When responsible tourism can be implemented, indigenous people are more likely to stay in their village or region rather than flee to cities, where jobs may be more plentiful. If you’re not used to recycling, conserving water, or generally being kind to the environment, I urge you to take this opportunity to incorporate some Earth-friendly habits into your life. Even innocently running water in a sink for a short period of time can have a detrimental effect on a water-stressed area.

Some North American communities have recently been forced to close their businesses for short periods of time in the summer due to water shortages. Independent travelers face opportunities every day to slow the progress of environmental erosion. To do your part, please consider the following:

Carry water filtration tablets, a filter, or a water purifier with you instead of buying bottled water. Clean up your trash. Never leave it behind, especially if you’re backpacking or hiking. And recycle whenever possible. Reuse towels and bedding in hotels to save on water consumption. Turn off the water while brushing your teeth, and take short showers instead of baths. Choose fresh, locally grown foods over imported foods.

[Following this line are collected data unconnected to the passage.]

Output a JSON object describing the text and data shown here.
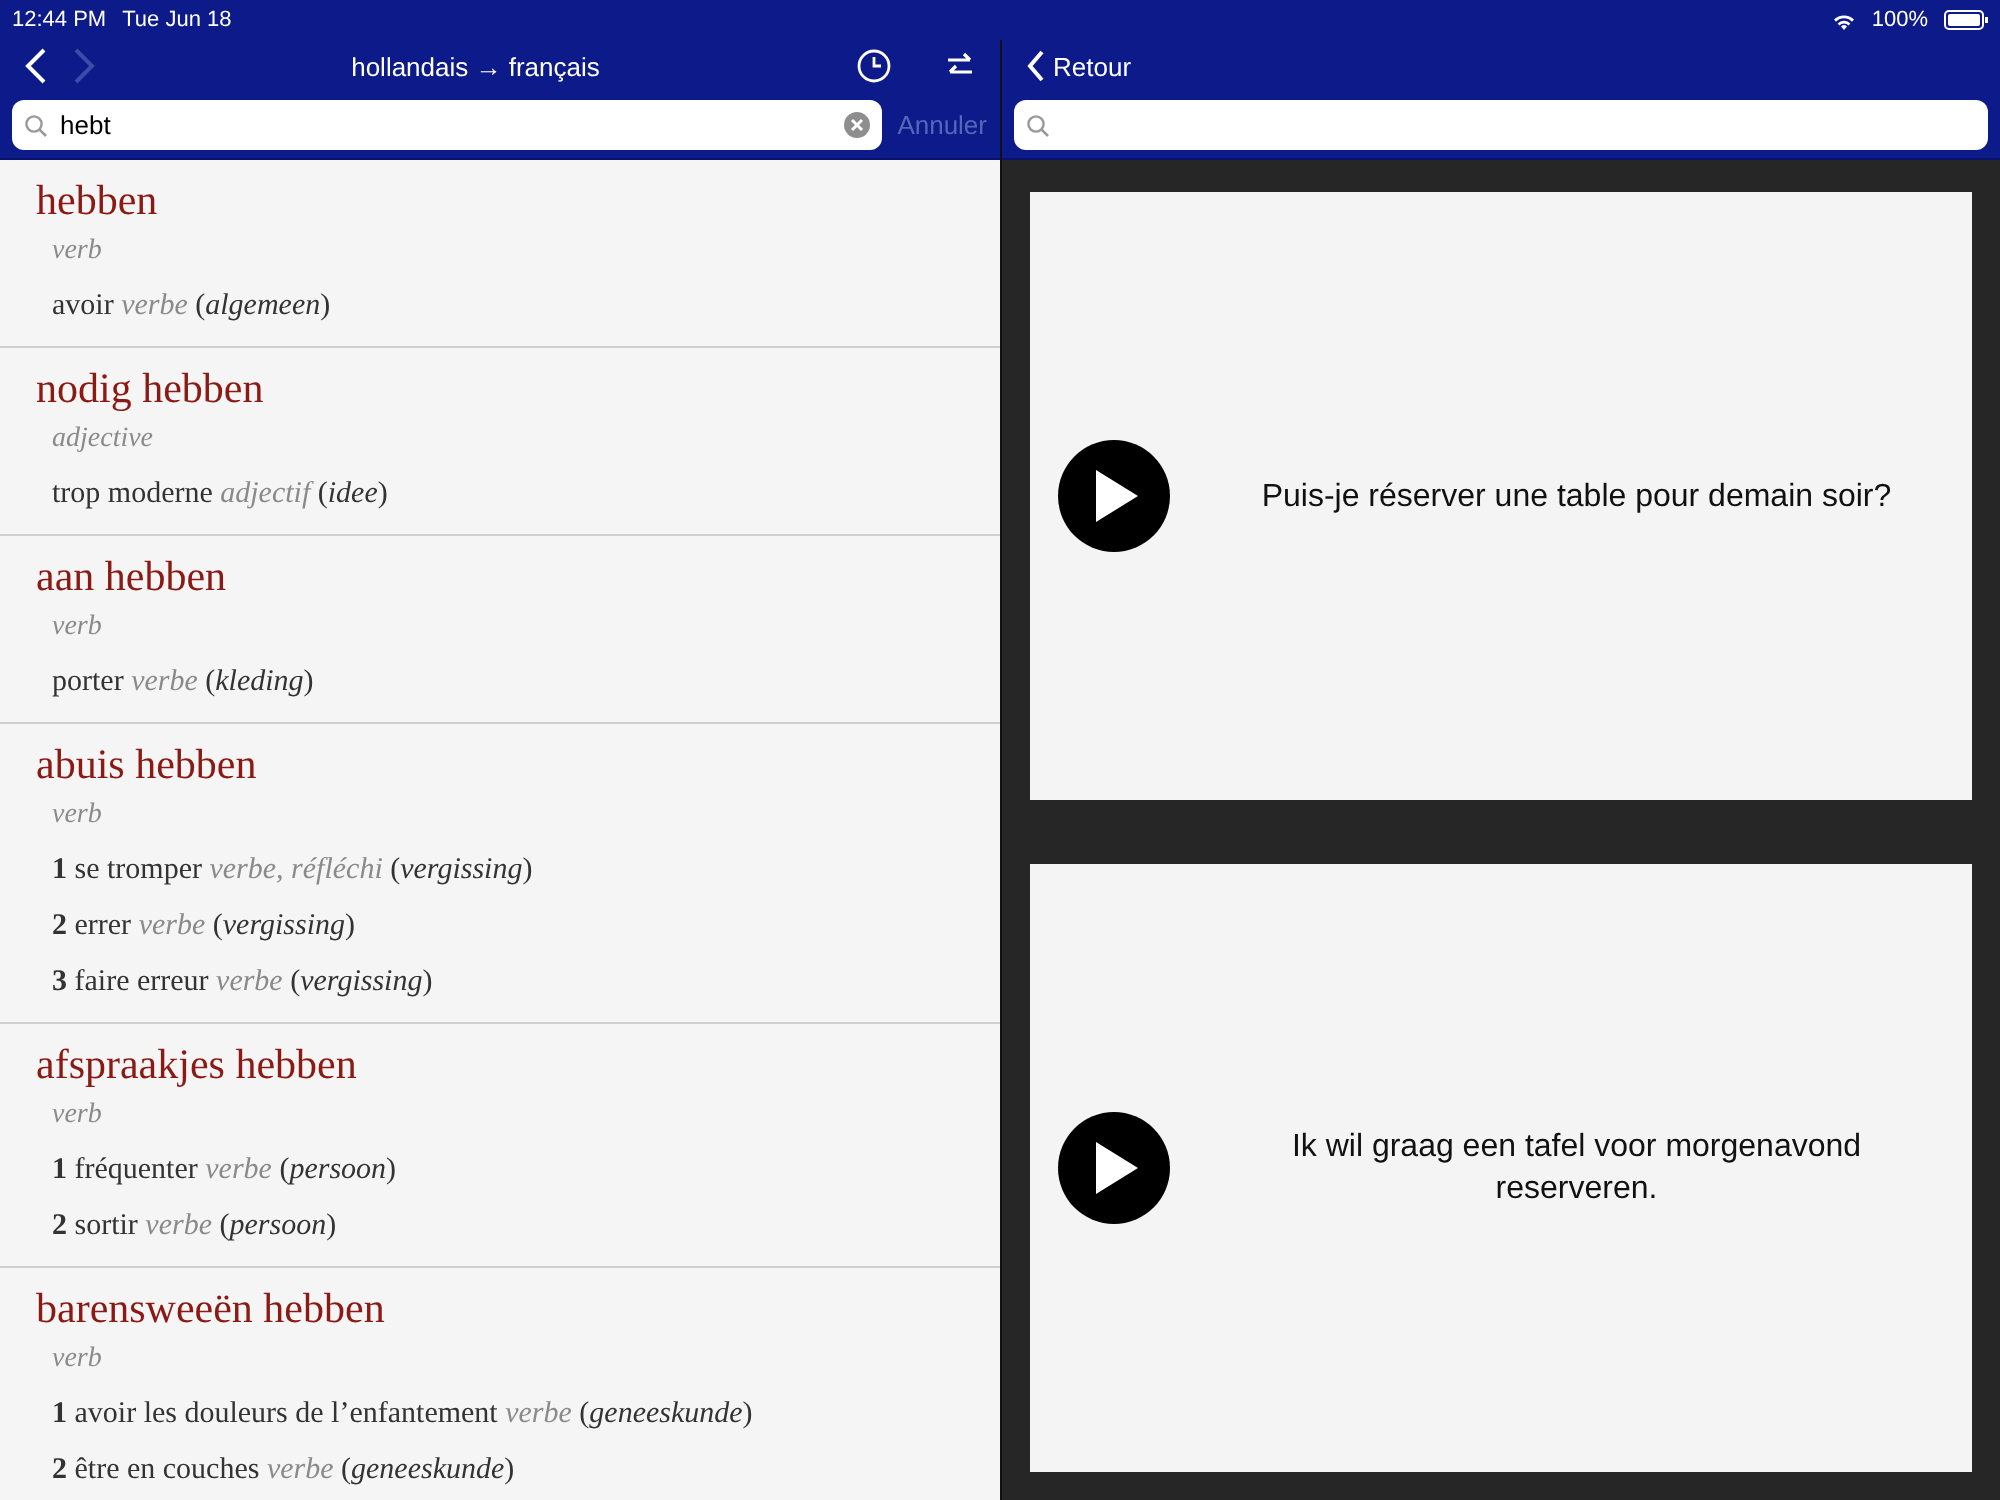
{
  "status_bar": {
    "time": "12:44 PM",
    "date": "Tue Jun 18",
    "battery_text": "100%"
  },
  "left_nav": {
    "title": "hollandais → français",
    "back_disabled": false,
    "forward_disabled": true
  },
  "search": {
    "value": "hebt",
    "cancel": "Annuler"
  },
  "entries": [
    {
      "headword": "hebben",
      "pos": "verb",
      "senses": [
        {
          "text": "avoir",
          "pos": "verbe",
          "context": "(*algemeen*)"
        }
      ]
    },
    {
      "headword": "nodig hebben",
      "pos": "adjective",
      "senses": [
        {
          "text": "trop moderne",
          "pos": "adjectif",
          "context": "(*idee*)"
        }
      ]
    },
    {
      "headword": "aan hebben",
      "pos": "verb",
      "senses": [
        {
          "text": "porter",
          "pos": "verbe",
          "context": "(*kleding*)"
        }
      ]
    },
    {
      "headword": "abuis hebben",
      "pos": "verb",
      "senses": [
        {
          "number": "1",
          "text": "se tromper",
          "pos": "verbe, réfléchi",
          "context": "(*vergissing*)"
        },
        {
          "number": "2",
          "text": "errer",
          "pos": "verbe",
          "context": "(*vergissing*)"
        },
        {
          "number": "3",
          "text": "faire erreur",
          "pos": "verbe",
          "context": "(*vergissing*)"
        }
      ]
    },
    {
      "headword": "afspraakjes hebben",
      "pos": "verb",
      "senses": [
        {
          "number": "1",
          "text": "fréquenter",
          "pos": "verbe",
          "context": "(*persoon*)"
        },
        {
          "number": "2",
          "text": "sortir",
          "pos": "verbe",
          "context": "(*persoon*)"
        }
      ]
    },
    {
      "headword": "barensweeën hebben",
      "pos": "verb",
      "senses": [
        {
          "number": "1",
          "text": "avoir les douleurs de l’enfantement",
          "pos": "verbe",
          "context": "(*geneeskunde*)"
        },
        {
          "number": "2",
          "text": "être en couches",
          "pos": "verbe",
          "context": "(*geneeskunde*)"
        }
      ]
    }
  ],
  "right_nav": {
    "back": "Retour"
  },
  "cards": [
    {
      "text": "Puis-je réserver une table pour demain soir?"
    },
    {
      "text": "Ik wil graag een tafel voor morgenavond reserveren."
    }
  ]
}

When offered a choice, go for non-mechanized recreation: Nordic skiing instead of snowmobiling, sailing instead of jet skiing. Whenever possible, take a mode of transportation that causes the least amount of pollution (a bicycle instead of a motorcycle, public transportation instead of a taxi). If you are on a wildlife tour, please do not disturb (or feed) the wild animals; stay at least 200 feet away from whales and other marine life. Don’t buy products made from endangered animals or plants. Stay on maintained trails when hiking.